Les Juifs d’Alexandrie

10 juillet 2019, 11:24 Jacques Benillouche 

La nomination d’Éric Danon comme nouvel ambassadeur de France en Israël remet dans l’actualité l’histoire de la grande communauté juive d’Alexandrie, dont sa famille est issue, et que certains n’hésitent pas à qualifier de «phare» du judaïsme.

Dans cette ville d’Égypte, les Juifs ont prospéré en donnant un lustre à la culture juive. Leur histoire remonte aux premiers temps du judaïsme.

Philon d’Alexandrie, dit «Philon le juif», philosophe né à Alexandrie vers 20 av. J.-C., vivant alors dans ce grand centre intellectuel de la Méditerranée, avait apporté son témoignage.

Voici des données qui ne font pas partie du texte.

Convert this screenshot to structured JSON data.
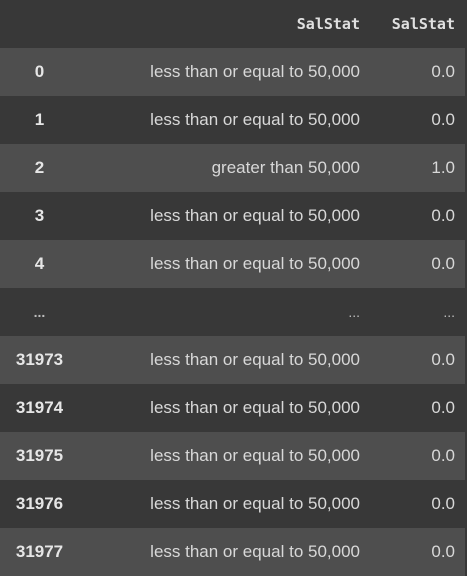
{
  "dataframe": {
    "index_header": "",
    "columns": [
      "SalStat",
      "SalStat"
    ],
    "rows": [
      {
        "index": "0",
        "c0": "less than or equal to 50,000",
        "c1": "0.0"
      },
      {
        "index": "1",
        "c0": "less than or equal to 50,000",
        "c1": "0.0"
      },
      {
        "index": "2",
        "c0": "greater than 50,000",
        "c1": "1.0"
      },
      {
        "index": "3",
        "c0": "less than or equal to 50,000",
        "c1": "0.0"
      },
      {
        "index": "4",
        "c0": "less than or equal to 50,000",
        "c1": "0.0"
      },
      {
        "index": "...",
        "c0": "...",
        "c1": "..."
      },
      {
        "index": "31973",
        "c0": "less than or equal to 50,000",
        "c1": "0.0"
      },
      {
        "index": "31974",
        "c0": "less than or equal to 50,000",
        "c1": "0.0"
      },
      {
        "index": "31975",
        "c0": "less than or equal to 50,000",
        "c1": "0.0"
      },
      {
        "index": "31976",
        "c0": "less than or equal to 50,000",
        "c1": "0.0"
      },
      {
        "index": "31977",
        "c0": "less than or equal to 50,000",
        "c1": "0.0"
      }
    ]
  }
}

Philon représentait auprès des autorités romaines une forte communauté juive et avait rédigé une œuvre abondante entendant démontrer la parfaite adéquation entre la foi juive et la philosophie hellène.

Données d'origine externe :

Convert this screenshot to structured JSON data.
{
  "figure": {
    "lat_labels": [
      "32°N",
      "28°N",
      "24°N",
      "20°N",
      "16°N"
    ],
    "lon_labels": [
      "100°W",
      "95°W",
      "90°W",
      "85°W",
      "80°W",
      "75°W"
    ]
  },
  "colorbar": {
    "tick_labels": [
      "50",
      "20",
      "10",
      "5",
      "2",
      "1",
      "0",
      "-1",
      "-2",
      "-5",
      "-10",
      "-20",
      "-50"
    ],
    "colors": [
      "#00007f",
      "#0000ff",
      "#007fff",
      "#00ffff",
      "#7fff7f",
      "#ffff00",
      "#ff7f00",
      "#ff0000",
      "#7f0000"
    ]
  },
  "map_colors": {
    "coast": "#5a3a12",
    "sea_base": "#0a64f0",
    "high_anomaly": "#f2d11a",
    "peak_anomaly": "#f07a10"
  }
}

Il avait précisé l’implantation des Juifs : «Il y a cinq quartiers dans la ville, qu’on désigne par les cinq premières lettres de l’alphabet; deux de ces quartiers sont appelés “quartiers juifs” parce qu’un très grand nombre de Juifs y habitent ; mais ils ne sont pas rares ceux qui habitent dans les autres quartiers un peu partout». Il avait écrit que «les proseuques (synagogues) étaient nombreuses dans chaque quartier de la ville dont la plus grande avait la forme d’une basilique, avec deux rangées de colonnes».

Les Juifs d’Alexandrie ne vivaient pas en ghetto et exerçaient tous les métiers de la classe moyenne : tisserands, marchands de grain, de bétail et même d’esclaves.

La cité reconnaissait trois classes sociales : les «Hellènes» ou Grecs, classe supérieure, qui étaient citoyens et comptaient peu de Juifs. Les «peuples» désignant des ethnies de statut divers et qui comptaient le plus grand nombre de Juifs. Enfin, les «Égyptiens», les indigènes paysans constituant la classe inférieure.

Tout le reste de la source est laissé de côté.